Second, we noticed that RBPs of groups 4 and 6 are strongly related to RNA splicing and cleavage [27, 36] (Fig. 4b). For example, group 4 contains six HNRNP splicing factors (Fig. 5e). Therefore, we examined if there is any correlation between RNA binding sites associated to RBP groups 4 and 6 and their splicing score (Additional file 1: Figure S8). A Percentage Spliced In (PSI) score was calculated for every exon using RNA-seq data from HEK293 cell line. We defined exons with PSI scores < 0.2 as AS exons, while exons with PSI > 0.8 as constitutive exons. As expected, the binding sites co-bound by group 4 are significantly closer to AS exons than to constitutive exons (Fisher’s exact test, p value = 4.88E-05) (Fig. 5f); and the enrichment is higher than the binding peaks identified from nearly all individual HNRNPs data and as good as HNRNPM data (Fig. 5f) independent of the thresholds used (Additional file 1: Figure S8b). Similarly, we found significant association between the splicing scores and binding sites co-bound by RBP group 6 (Fisher’s exact test, p value = 1.48E-04, Fig. 5i, Additional file 1: Figure S8c).

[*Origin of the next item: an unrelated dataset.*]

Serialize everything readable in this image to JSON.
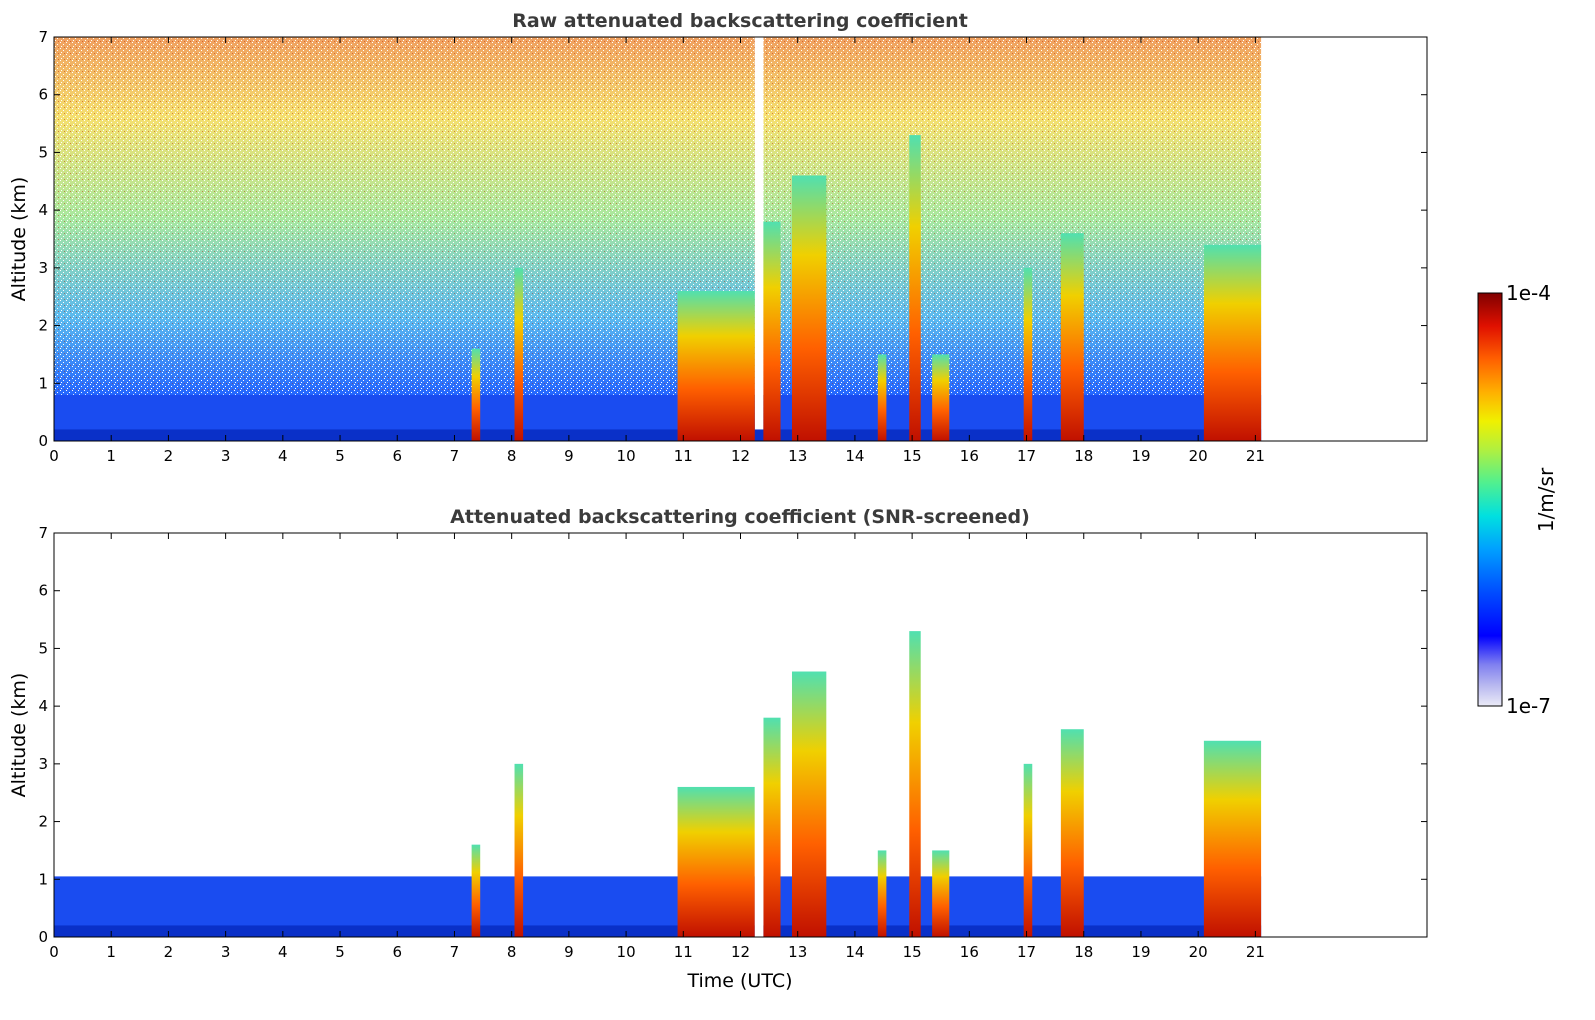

As mentioned above, the binding sites associated to group 4 RBPs are enriched with the UGUGU motif and are located close to transcript regions susceptible to AS (Fig. 4d). Here, we show an example of the binding on LUC7L2’s RNA, indicating proximity (~800–1000 nt distance) between a binding site with UGUGU motif that recruits splicing factors (HNRNPs) and their putative target splicing site (the cassette exon) (Fig. 5g). From the RNA-seq signals, we can see that the cassette exon is spliced (low PSI score) as a consistent result. Similarly, we show an example of the binding signals of RBPs in group 6 on TCF7L2’s RNA (Fig. 5j).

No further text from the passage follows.